Capabilities
Autoheal's AI agents are built for the SRE needs of regulated enterprises. This page covers the capabilities that set Autoheal apart from generic AI tools.
Alert Normalization & Deduplication
When an incident occurs, it typically generates multiple alerts across different tools: a PagerDuty page, a Datadog monitor trigger, a Grafana alert, and a spike in Sentry errors. Instead of creating separate investigations for each, Autoheal:
- Normalizes alerts from different sources into a consistent format with standardized severity, timing, and service attribution.
- Deduplicates alerts that refer to the same underlying issue.
- Categorizes each alert by service, failure domain, and probable impact.
- Correlates simultaneous alerts across services to tell cascading failures apart from independent issues.
Your on-call engineer sees one consolidated investigation instead of a wall of noise.
Decision Traces
Every investigation decision is documented in a decision trace, a transparent record of the agent's reasoning.
A decision trace captures:
| Element | Description |
|---|---|
| Data sources queried | Which tools were consulted and what data was retrieved |
| Hypotheses considered | All probable causes the agent evaluated, not just the final answer |
| Evidence for/against | What data supported or contradicted each hypothesis |
| Path decisions | Why the agent pursued certain diagnostic paths over others |
| Confidence levels | How confident the agent is in each finding and why |
Why Decision Traces Matter
- Auditability. Your team can review exactly how the agent reached its conclusions.
- Trust. Engineers can verify the reasoning, not just the result.
- Learning. When the agent is wrong, the trace shows where the reasoning went off-track.
- Compliance. The trace provides the documentation trail that regulated environments require.
Adversarial Agent Review
Before presenting findings to your team, Autoheal runs an adversarial review process. A separate validation step challenges the primary investigation by:
- Evidence checking. It verifies that every finding is backed by concrete, retrievable evidence.
- Gap identification. It flags areas the investigation didn't cover that it should have.
- Logic validation. It checks that the causal chain from symptoms to root cause holds up.
- False positive filtering. It catches correlations that don't imply causation.
This review reduces false positives, so when Autoheal presents a root cause, your team can act on it.
Multi-Turn Conversations
Autoheal investigations are interactive, not fire-and-forget. The Investigation Agent maintains full conversation context, enabling:
- Follow-up questions, such as "Can you also check the Redis connection pool metrics?"
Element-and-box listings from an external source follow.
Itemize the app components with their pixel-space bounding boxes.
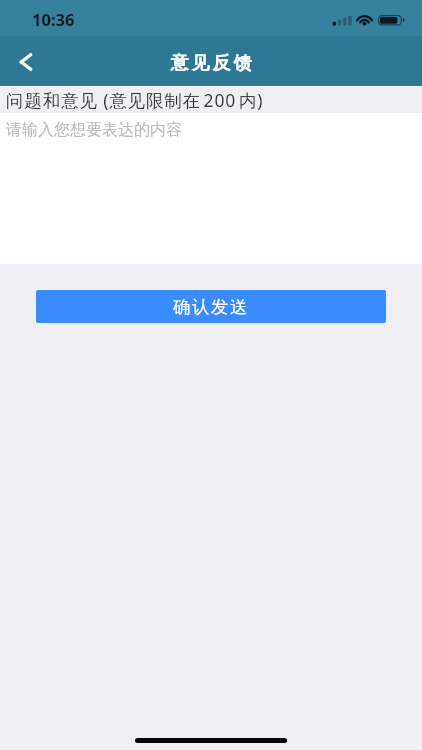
staticText: 10:36 — [32, 8, 75, 30]
staticText: 意见反馈 — [169, 52, 253, 75]
button[interactable]: Back — [4, 40, 48, 84]
button[interactable]: 确认发送 — [36, 290, 386, 323]
staticText: 请输入您想要表达的内容 — [6, 120, 182, 140]
button[interactable]: 请输入您想要表达的内容 — [0, 113, 422, 264]
staticText: 确认发送 — [173, 296, 249, 318]
staticText: 问题和意见 (意见限制在 200 内) — [6, 88, 264, 112]
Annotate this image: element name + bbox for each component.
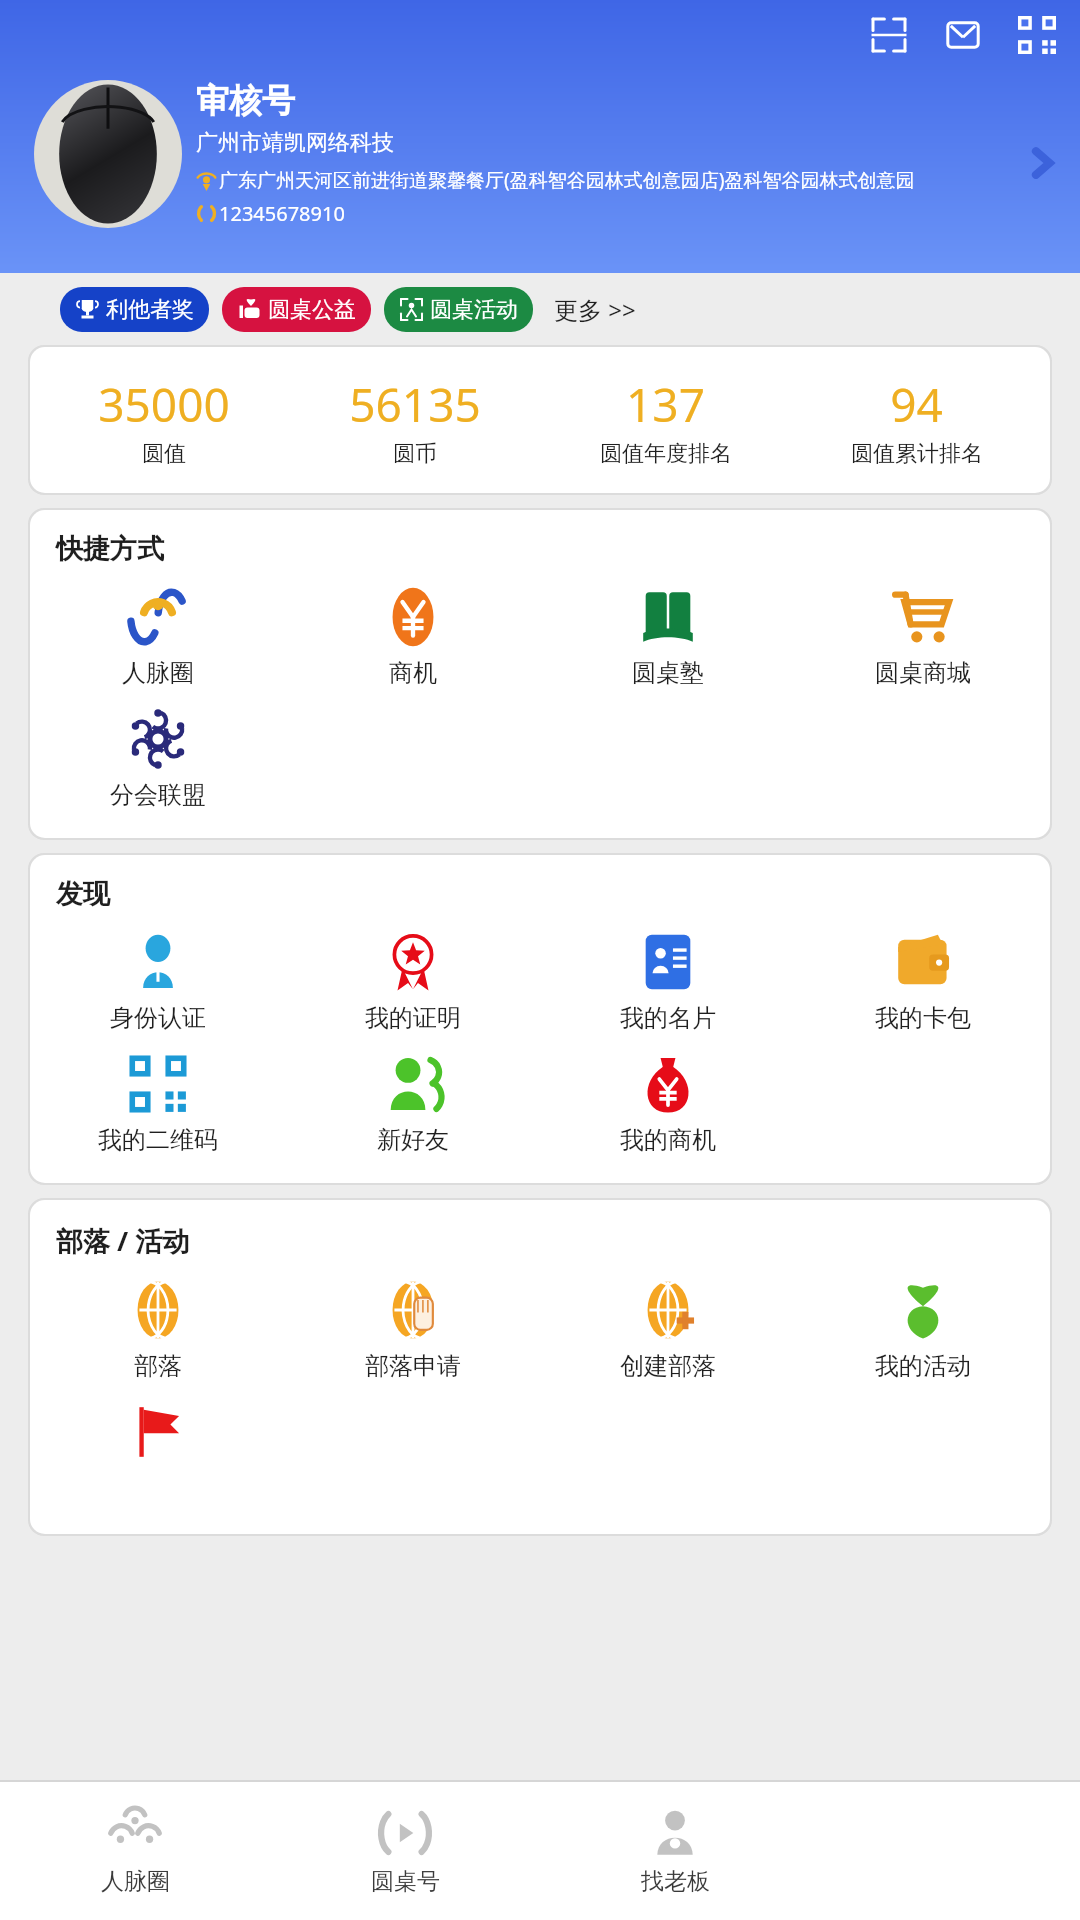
button[interactable]: 我的证明 [285,921,540,1043]
staticText: 商机 [389,658,437,688]
button[interactable]: 35000 [38,373,289,468]
staticText: 我的名片 [620,1003,716,1033]
button[interactable]: Messages [940,12,986,58]
staticText: 圆币 [393,440,437,468]
button[interactable]: 圆桌公益 [222,287,371,332]
button[interactable]: 身份认证 [30,921,285,1043]
staticText: 身份认证 [110,1003,206,1033]
button[interactable]: 新好友 [285,1043,540,1165]
staticText: 人脉圈 [101,1867,170,1896]
button[interactable]: 我的名片 [540,921,795,1043]
button[interactable]: 部落 [30,1269,285,1391]
button[interactable]: 分会联盟 [30,698,285,820]
staticText: 广东广州天河区前进街道聚馨餐厅(盈科智谷园林式创意园店)盈科智谷园林式创意园 [219,167,915,193]
button[interactable]: 圆桌号 [270,1782,540,1920]
staticText: 部落 [134,1351,182,1381]
button[interactable]: 我的活动 [795,1269,1050,1391]
button[interactable]: 56135 [289,373,540,468]
staticText: 圆桌号 [371,1867,440,1896]
button[interactable]: 利他者奖 [60,287,209,332]
staticText: 人脉圈 [122,658,194,688]
button[interactable]: 人脉圈 [0,1782,270,1920]
staticText: 更多 >> [554,293,636,326]
staticText: 圆值年度排名 [600,440,732,468]
staticText: 部落 / 活动 [56,1222,190,1259]
staticText: 56135 [349,373,481,436]
button[interactable]: 人脉圈 [30,576,285,698]
staticText: 圆值 [142,440,186,468]
staticText: 35000 [98,373,230,436]
staticText: 我的二维码 [98,1125,218,1155]
staticText: 圆桌商城 [875,658,971,688]
staticText: 找老板 [641,1867,710,1896]
button[interactable]: 商机 [285,576,540,698]
button[interactable]: 创建部落 [540,1269,795,1391]
staticText: 新好友 [377,1125,449,1155]
button[interactable]: 94 [791,373,1042,468]
staticText: 快捷方式 [56,532,164,566]
button[interactable]: Scan [866,12,912,58]
staticText: 我的证明 [365,1003,461,1033]
button[interactable]: 我的商机 [540,1043,795,1165]
button[interactable]: 部落申请 [285,1269,540,1391]
staticText: 137 [626,373,705,436]
button[interactable] [30,1391,285,1516]
button[interactable]: 找老板 [540,1782,810,1920]
button[interactable]: 圆桌塾 [540,576,795,698]
staticText: 创建部落 [620,1351,716,1381]
staticText: 广州市靖凯网络科技 [196,129,394,157]
staticText: 审核号 [196,80,295,122]
staticText: 我的活动 [875,1351,971,1381]
button[interactable]: 我的二维码 [30,1043,285,1165]
staticText: 圆桌塾 [632,658,704,688]
staticText: 12345678910 [219,200,345,227]
button[interactable]: QR code [1014,12,1060,58]
staticText: 圆桌活动 [430,296,518,324]
staticText: 94 [890,373,943,436]
staticText: 我的商机 [620,1125,716,1155]
button[interactable]: 我的卡包 [795,921,1050,1043]
staticText: 利他者奖 [106,296,194,324]
button[interactable]: 137 [540,373,791,468]
staticText: 我的卡包 [875,1003,971,1033]
staticText: 分会联盟 [110,780,206,810]
button[interactable]: Open profile [1014,135,1070,191]
button[interactable]: 圆桌活动 [384,287,533,332]
staticText: 部落申请 [365,1351,461,1381]
staticText: 圆值累计排名 [851,440,983,468]
staticText: 发现 [56,877,110,911]
button[interactable]: 更多 >> [550,289,640,330]
button[interactable]: 圆桌商城 [795,576,1050,698]
staticText: 圆桌公益 [268,296,356,324]
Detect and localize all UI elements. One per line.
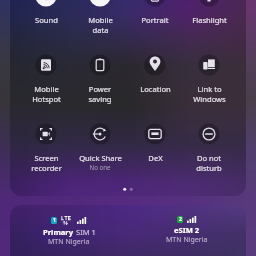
button[interactable]: Do not disturb	[182, 120, 236, 180]
staticText: eSIM 2	[174, 225, 200, 235]
button[interactable]: Mobile Hotspot	[19, 51, 73, 111]
button[interactable]: Portrait	[128, 0, 182, 42]
button[interactable]: Flashlight	[182, 0, 236, 42]
button[interactable]: Quick Share	[73, 120, 127, 180]
button[interactable]: Screen recorder	[19, 120, 73, 180]
staticText: No one	[89, 163, 111, 171]
button[interactable]: Link to Windows	[182, 51, 236, 111]
staticText: Quick Share	[79, 153, 122, 163]
staticText: 2	[179, 216, 182, 223]
staticText: Screen recorder	[31, 153, 62, 173]
button[interactable]: Mobile data	[73, 0, 127, 42]
button[interactable]: 1	[10, 205, 128, 256]
button[interactable]: 2	[128, 205, 246, 256]
staticText: Mobile Hotspot	[32, 84, 61, 104]
staticText: Mobile data	[88, 15, 113, 35]
staticText: MTN Nigeria	[166, 235, 208, 245]
staticText: Power saving	[88, 84, 112, 104]
staticText: Primary	[43, 227, 74, 237]
button[interactable]: Sound	[19, 0, 73, 42]
staticText: Portrait	[141, 15, 169, 25]
staticText: 1	[53, 217, 56, 224]
staticText: Do not disturb	[196, 153, 222, 173]
button[interactable]: Power saving	[73, 51, 127, 111]
staticText: Link to Windows	[193, 84, 226, 104]
staticText: Sound	[35, 15, 58, 25]
staticText: Flashlight	[192, 15, 227, 25]
staticText: DeX	[148, 153, 163, 163]
button[interactable]: Location	[128, 51, 182, 111]
staticText: Location	[140, 84, 171, 94]
staticText: SIM 1	[74, 227, 96, 237]
staticText: MTN Nigeria	[48, 237, 90, 247]
button[interactable]: DeX	[128, 120, 182, 180]
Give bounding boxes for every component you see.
- Investigation redirection, such as "I think this is related to the database migration we ran at 3 PM."
- Clarification requests, such as "What exactly changed in that deployment?"
- Scope expansion, such as "Are any other services seeing similar issues?"
The agent remembers everything discussed in the investigation and incorporates new directions without losing prior context.
Preventive Fixes
When the root cause is a code defect, Autoheal goes beyond identification to show your team exactly what to fix:
The agent pinpoints the specific file, function, and logic causing the issue, linking it to the evidence from the investigation.
Based on the root cause analysis, the agent generates a proposed code change that addresses the underlying defect.
Your engineering team reviews the suggested fix with full context on why the change was proposed and how it connects to the incident.
The fix comes directly out of the investigation, so your team knows what to change to prevent recurrence.
5-Why Root Cause Analysis
Autoheal generates structured RCAs using the 5-Why methodology. It asks "why?" iteratively until it reaches the underlying systemic cause, not just the proximate trigger.
A typical 5-Why RCA includes:
- Incident summary. What happened, when, and the business impact.
- Timeline. Chronological events built from investigation evidence rather than memory.
- 5-Why chain. Root cause analysis working from symptom down to systemic cause.
- Impact assessment. Services affected, duration, user impact, and SLA implications.
- Mitigations applied. What was done to resolve the immediate issue.
- Preventive measures. Action items to prevent recurrence, with owners and timelines.
Guaranteed Post-Mortems
Because the RCA is generated from actual investigation evidence, every incident gets a post-mortem, not just the ones someone remembers to write up. This closes the common gap where only major incidents get RCAs while smaller issues quietly recur.
Skill Execution
The agent also follows your team's established procedures to fix the problems it finds. When the Production Context Graph contains relevant skills, the agent:
- Matches the current issue to applicable skills based on symptoms and service.
- Follows documented remediation steps, adapting them to the specific situation.
- Reports which steps it took and their outcomes.
- Suggests improvements when steps are missing, outdated, or unclear.
Knowledge Evolution
Every investigation enriches the Production Context Graph:
- New connections between services, failure modes, and resolutions are recorded.
- Successful diagnostic paths are reinforced for similar future issues.
- Dead-end paths are deprioritized to save time later.
- Resolution patterns become reusable across similar incidents.
- Skill gaps found during an investigation prompt Production Context Graph improvements.
Institutional knowledge then compounds over time instead of being lost to turnover and context-switching.